安土桃山時代に来日したポルトガルの宣教師 Luis Frois (1532-1597)は,その著書『ヨーロッパ文化と日本文化』 (1585) において,『われわれはオルガンに合わせて歌う時の協和音と調和を重んずる.日本人はそれを姦し (caxi maxi) と考え,一向に楽しまない』と述べている(ルイス・フロイス,1991).この日本音楽と西洋音楽の違いについて説明を補足すると,基本的に安土桃山時代の日本の音楽がモノフォニー(単旋律)の音楽であったことや,和声的音楽である雅楽においても西洋音楽では不協和音として取り扱われる音程が多く含まれていたことが理由であると考えられる(小野,2005).つまり,当時の日本人は彼らが聴いていた音楽には西洋音楽的な協和というものが存在しなかったため,西洋音楽を『一向に楽しまなかった』と言える.この傾向は幕末,明治時代に入っても同様であったことが内藤 (2005) でも次のように確認できる.エドワード・モース (1838-1925) は日本の音(労働歌や生活歌)に強い関心を持っていたが,日本の伝統音楽に対しては『和声がない』と簡単に受け入れることはできなかった.曰く,『外国人の立場からいうと,この国民は所謂「音楽に対する耳」を持っていないらしい.彼らの音楽は最も粗雑なもののように思われる.和声(ハーモニー)の無いことは確かである.彼らはすべて同音で歌う.彼らは音楽上の声音を持っていず (They have no voice) ,我国のバンジョーやギタアに僅か似た所のあるサミセンや,ビワに合わせて歌う時,奇怪きわまる軋り声や,うなり声を立てる』と,散々に否定している.また,日本人側からしても,西洋音楽に対する拒否反応があった.内藤 (2005) によれば,幕末当時きっての西洋通であった佐久間象山も,『西洋の音楽だけはまったく受け付けなかった』り,明治時代に入り,西洋音楽教育が進められた時代になっても『東京のある劇場で,劇中劇としてイタリアオペラが歌われたとき,観客に衝撃が走り,次いでプリマドンナの甲高い声に,聴衆の間から爆笑が起こったというバジル・ホール・チェンバレン (1850-1935) の証言もある』と述べられている.

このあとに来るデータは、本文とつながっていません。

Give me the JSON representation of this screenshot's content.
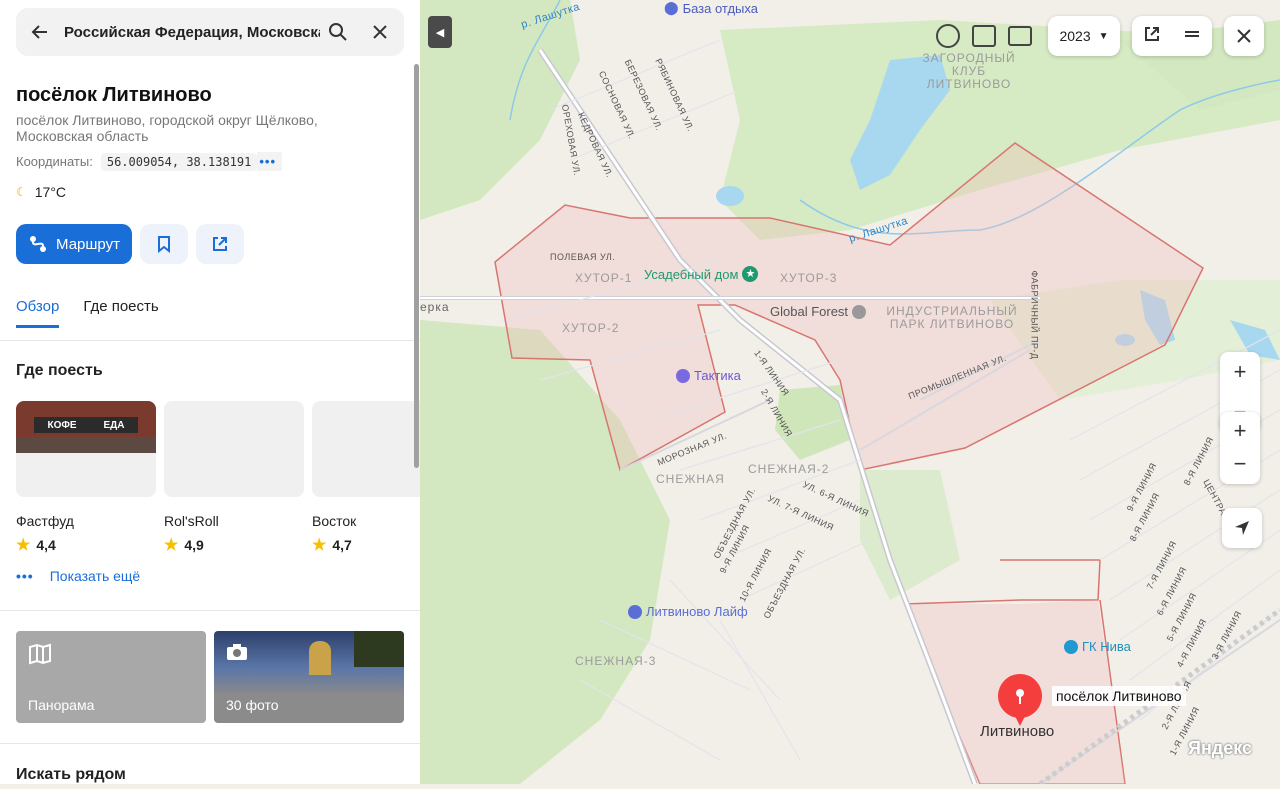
{
  "search": {
    "query": "Российская Федерация, Московская область, городской округ Щёлково, посёлок Литвиново"
  },
  "place": {
    "title": "посёлок Литвиново",
    "subtitle": "посёлок Литвиново, городской округ Щёлково, Московская область",
    "coords_label": "Координаты:",
    "coords_value": "56.009054, 38.138191",
    "coords_more": "•••",
    "weather": "17°C"
  },
  "actions": {
    "route_label": "Маршрут"
  },
  "tabs": [
    {
      "label": "Обзор",
      "active": true
    },
    {
      "label": "Где поесть",
      "active": false
    }
  ],
  "eat": {
    "title": "Где поесть",
    "cards": [
      {
        "name": "Фастфуд",
        "rating": "4,4",
        "sign_left": "КОФЕ",
        "sign_right": "ЕДА"
      },
      {
        "name": "Rol'sRoll",
        "rating": "4,9"
      },
      {
        "name": "Восток",
        "rating": "4,7"
      }
    ],
    "show_more": "Показать ещё"
  },
  "media": {
    "panorama_label": "Панорама",
    "photos_label": "30 фото"
  },
  "nearby_title": "Искать рядом",
  "map": {
    "year": "2023",
    "zoom_in": "+",
    "zoom_out": "−",
    "pin_label": "посёлок Литвиново",
    "town_label": "Литвиново",
    "brand": "Яндекс",
    "pois": {
      "baza": "База отдыха",
      "usadebny": "Усадебный дом",
      "global_forest": "Global Forest",
      "taktika": "Тактика",
      "litvinovo_life": "Литвиново Лайф",
      "gk_niva": "ГК Нива"
    },
    "areas": {
      "club": "ЗАГОРОДНЫЙ КЛУБ ЛИТВИНОВО",
      "hutor1": "ХУТОР-1",
      "hutor2": "ХУТОР-2",
      "hutor3": "ХУТОР-3",
      "park": "ИНДУСТРИАЛЬНЫЙ ПАРК ЛИТВИНОВО",
      "snezhnaya": "СНЕЖНАЯ",
      "snezhnaya2": "СНЕЖНАЯ-2",
      "snezhnaya3": "СНЕЖНАЯ-3",
      "erka": "ерка"
    },
    "rivers": {
      "lashutka1": "р. Лашутка",
      "lashutka2": "р. Лашутка"
    },
    "streets": {
      "polevaya": "ПОЛЕВАЯ УЛ.",
      "orehovaya": "ОРЕХОВАЯ УЛ.",
      "kedrovaya": "КЕДРОВАЯ УЛ.",
      "sosnovaya": "СОСНОВАЯ УЛ.",
      "berezovaya": "БЕРЕЗОВАЯ УЛ.",
      "ryabinovaya": "РЯБИНОВАЯ УЛ.",
      "fabrichny": "ФАБРИЧНЫЙ ПР-Д",
      "promyshlennaya": "ПРОМЫШЛЕННАЯ УЛ.",
      "moroznaya": "МОРОЗНАЯ УЛ.",
      "l1": "1-Я ЛИНИЯ",
      "l2": "2-Я ЛИНИЯ",
      "l6": "УЛ. 6-Я ЛИНИЯ",
      "l7": "УЛ. 7-Я ЛИНИЯ",
      "obezd1": "ОБЪЕЗДНАЯ УЛ.",
      "obezd2": "ОБЪЕЗДНАЯ УЛ.",
      "l9": "9-Я ЛИНИЯ",
      "l10": "10-Я ЛИНИЯ",
      "r9": "9-Я ЛИНИЯ",
      "r8": "8-Я ЛИНИЯ",
      "r7": "7-Я ЛИНИЯ",
      "r6": "6-Я ЛИНИЯ",
      "r5": "5-Я ЛИНИЯ",
      "r4": "4-Я ЛИНИЯ",
      "r3": "3-Я ЛИНИЯ",
      "r2": "2-Я ЛИНИЯ",
      "r1": "1-Я ЛИНИЯ",
      "r8b": "8-Я ЛИНИЯ",
      "central": "ЦЕНТРАЛЬ"
    }
  },
  "colors": {
    "accent": "#1a6ed8",
    "boundary": "#d9756f",
    "water": "#a8d8f0",
    "forest": "#d3e8c0"
  }
}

 木と紙と土で作った建物と石やレンガで組み上げた建築とでは,音響に関する知見の蓄積が違うことも背景にあるだろうな.学校の階段の踊り場でハミングしたことはあるか?あの空間には階段の幅によって固有の共鳴する周波数というものがあって,共鳴が起こると聴感上の音量が上がる.石を積み上げて作られた天井の高い教会に響く残響が純正律を発達させたのだろうと推測している.

 在来軸組工法ではそのような共鳴は期待できない.もっとも,日本には地震が多くて石造りの建築は倒壊した時に危ないし,再建に手間がかかるという理由もあるだろう.地政学的なリスクが音楽の発展を阻害するだなんて,ちょっと考えつかないことではあるんだけど.


Search Earthquake Catalog (USGS)

 最近だとスティレ・アンティコあたりが上手らしいと聞いて CD を集め始めている.3 枚ほど買ってみたけど,まあハーモニーはハズレなし.曲が好きかどうか,だけだな.